In Bwindi, the heavens have opened again, but the trekkers are happy as they eat their dinner, and afterwards Vanessa, under one of the GFC’s huge rainbow golf umbrellas, does not shiver with foreboding and look over her shoulder as she walks down the long narrow path to her tent. She is insulated by wine and achievement. How quickly the strange becomes familiar: and surely what is familiar is safe: nothing bad can happen to Vanessa here, because nothing bad has happened so far. She’s seen the gorillas. Now nothing can touch her.
She sits on the bed and looks at her photographs. Some of them are beautiful, others are a meaningless mosaic of gorilla parts, dark among excessively bright vegetation, and none of them manages to catch the wholeness she saw in the forest, the net of life; the camera’s too small; a blind little aperture. She looks again, more slowly, enjoying it, but still the sequence doesn’t come together. But in her head, behind her eyes, it is there. She doesn’t want to put out the light, and so, out of habit, her traveller’s habit, the anxious habit she cannot forget, she checks for her phone (but of course she hasn’t got it: oh tragedy, she would love to tell Justin, or boast to Trevor, but it’s back in Kampala), then goes to the money belt she’s hidden in the bed and counts her money: the rustle of notes. When she was a child, when things were very bleak, when her mother had one of her periods of blankness and her father was unable to talk about it, Vanessa used to lie in bed and count sweets. Something of her own, against the night.
My money (which I earned) has brought me to Bwindi, she tells herself, and feels proud, for a minute.

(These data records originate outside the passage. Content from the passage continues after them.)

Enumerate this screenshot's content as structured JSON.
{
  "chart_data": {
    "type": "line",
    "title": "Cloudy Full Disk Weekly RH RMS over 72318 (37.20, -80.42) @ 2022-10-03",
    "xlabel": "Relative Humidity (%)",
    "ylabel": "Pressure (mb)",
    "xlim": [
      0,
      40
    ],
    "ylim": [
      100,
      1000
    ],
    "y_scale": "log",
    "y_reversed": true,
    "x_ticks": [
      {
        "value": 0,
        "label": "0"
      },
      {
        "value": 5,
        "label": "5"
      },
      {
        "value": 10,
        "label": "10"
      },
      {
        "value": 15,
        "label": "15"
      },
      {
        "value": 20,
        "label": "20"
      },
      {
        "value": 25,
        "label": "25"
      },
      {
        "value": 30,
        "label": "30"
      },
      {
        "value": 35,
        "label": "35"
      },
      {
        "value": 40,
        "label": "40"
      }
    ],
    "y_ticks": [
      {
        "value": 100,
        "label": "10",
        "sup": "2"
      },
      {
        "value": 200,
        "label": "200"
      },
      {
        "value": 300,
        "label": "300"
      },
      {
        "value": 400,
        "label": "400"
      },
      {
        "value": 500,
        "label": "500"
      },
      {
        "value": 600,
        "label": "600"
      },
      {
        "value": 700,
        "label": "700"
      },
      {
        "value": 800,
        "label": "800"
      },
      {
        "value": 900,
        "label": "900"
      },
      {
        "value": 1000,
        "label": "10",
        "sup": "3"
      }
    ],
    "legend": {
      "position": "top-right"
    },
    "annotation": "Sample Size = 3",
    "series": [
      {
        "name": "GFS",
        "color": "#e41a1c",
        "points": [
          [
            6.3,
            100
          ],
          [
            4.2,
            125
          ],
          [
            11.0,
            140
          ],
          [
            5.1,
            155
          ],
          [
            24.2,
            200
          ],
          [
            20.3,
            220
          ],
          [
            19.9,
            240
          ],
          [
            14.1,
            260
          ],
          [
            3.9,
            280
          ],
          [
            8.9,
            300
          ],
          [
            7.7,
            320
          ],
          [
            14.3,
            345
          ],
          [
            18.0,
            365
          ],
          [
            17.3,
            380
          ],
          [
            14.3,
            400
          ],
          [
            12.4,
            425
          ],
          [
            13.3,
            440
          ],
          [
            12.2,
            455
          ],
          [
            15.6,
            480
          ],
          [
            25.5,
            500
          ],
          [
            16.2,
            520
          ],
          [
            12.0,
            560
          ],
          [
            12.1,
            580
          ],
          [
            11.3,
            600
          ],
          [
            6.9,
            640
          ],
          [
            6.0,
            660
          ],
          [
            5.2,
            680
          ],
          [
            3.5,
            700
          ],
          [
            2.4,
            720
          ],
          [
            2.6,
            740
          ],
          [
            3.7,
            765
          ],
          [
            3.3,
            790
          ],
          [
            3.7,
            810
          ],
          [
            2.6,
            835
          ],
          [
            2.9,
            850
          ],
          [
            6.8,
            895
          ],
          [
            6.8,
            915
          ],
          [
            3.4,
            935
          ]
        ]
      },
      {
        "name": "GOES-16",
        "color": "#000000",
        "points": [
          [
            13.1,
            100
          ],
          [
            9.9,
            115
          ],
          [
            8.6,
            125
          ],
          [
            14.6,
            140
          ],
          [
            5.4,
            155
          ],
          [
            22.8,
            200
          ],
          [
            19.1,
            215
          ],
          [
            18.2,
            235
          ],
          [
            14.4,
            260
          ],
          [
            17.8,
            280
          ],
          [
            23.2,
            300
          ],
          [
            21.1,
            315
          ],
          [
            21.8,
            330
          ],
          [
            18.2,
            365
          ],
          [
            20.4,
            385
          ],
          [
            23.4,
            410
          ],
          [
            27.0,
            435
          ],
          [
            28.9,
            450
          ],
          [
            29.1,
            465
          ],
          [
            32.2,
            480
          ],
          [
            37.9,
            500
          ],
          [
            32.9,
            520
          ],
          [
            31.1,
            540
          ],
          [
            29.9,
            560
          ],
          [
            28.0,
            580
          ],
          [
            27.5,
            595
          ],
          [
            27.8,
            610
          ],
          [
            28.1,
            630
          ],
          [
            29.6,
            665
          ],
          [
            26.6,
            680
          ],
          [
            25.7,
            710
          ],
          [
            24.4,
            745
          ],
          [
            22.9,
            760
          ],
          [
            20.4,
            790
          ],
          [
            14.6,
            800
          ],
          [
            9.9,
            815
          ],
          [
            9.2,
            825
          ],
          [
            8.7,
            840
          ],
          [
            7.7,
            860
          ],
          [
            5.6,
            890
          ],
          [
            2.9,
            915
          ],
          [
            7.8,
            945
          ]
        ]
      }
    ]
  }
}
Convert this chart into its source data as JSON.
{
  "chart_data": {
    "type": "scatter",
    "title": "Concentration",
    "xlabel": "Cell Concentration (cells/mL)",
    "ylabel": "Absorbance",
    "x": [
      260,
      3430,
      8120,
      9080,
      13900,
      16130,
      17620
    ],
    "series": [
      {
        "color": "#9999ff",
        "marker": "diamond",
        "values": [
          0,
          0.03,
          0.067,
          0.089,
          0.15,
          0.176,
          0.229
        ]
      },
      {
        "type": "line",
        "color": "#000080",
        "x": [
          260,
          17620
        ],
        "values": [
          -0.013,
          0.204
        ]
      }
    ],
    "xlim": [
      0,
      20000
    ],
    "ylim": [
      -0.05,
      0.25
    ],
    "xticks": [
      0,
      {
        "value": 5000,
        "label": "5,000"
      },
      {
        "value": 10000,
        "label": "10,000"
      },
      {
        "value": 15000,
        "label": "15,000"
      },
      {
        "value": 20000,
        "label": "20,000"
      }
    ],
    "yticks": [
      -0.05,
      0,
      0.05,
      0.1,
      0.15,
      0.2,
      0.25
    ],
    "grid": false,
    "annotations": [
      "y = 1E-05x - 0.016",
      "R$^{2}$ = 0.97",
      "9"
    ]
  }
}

Neither of her parents had ever left England after her father was invalided out of the army, from Burma (which he only mentioned once, in her hearing, as ‘that shithole’, before her mother shushed him), and limped back to the vill
age, back to the farm. But she, their daughter, is here, she has made it; she has plenty of money, as they did not. She hides it again, with a squirrelling motion, then takes it out and counts it one more time. Tomorrow, she’s gorilla trekking again. Another gorilla group, perhaps more distant. She starts checking, again, checking, counting: torch, camera, malaria pills ... Twenty minutes later, she puts out the light.
But the boy-man is watching. Close: coming closer. The thickness of glass, a gap in her curtains. He has crept out of the bushes and under the sheltering overhang of the rich woman’s tent, just a miserable arm’s-length of semi-shelter, but the rain is phenomenal, inhuman, and why should he alone in all the world have no comfort? And there she is, tiny, framed by the dark, the old white woman with the miserable face, the one he saw quarrelling with her driver, then sitting with the tourists who did not share their lunch, and she’s hunched there, stroking her wealth like a miser, old, ugly, understanding nothing, and he feels his power, for he knows, he sees her, and she’s showing him everything that she has. All she takes for granted. All that he wants.
37
‘It is 8 AM, Sir.’ The soft, polite African voice on his bedside telephone soothes Trevor as he wakes to Mweya. A flood of white light behind the veil of mosquito net. His first thought: pleasure, as he stretches down the sheet, a glorious lie-in, an enormous bed. They had offered him another game drive this morning, but what plumber on holiday gets up at 5.30? – it’s bad enough doing it every day for work.
Then he wakes properly. Horrible. The boy. Abdul Trevor. Justin’s message. He shoots upright and reaches out for his phone.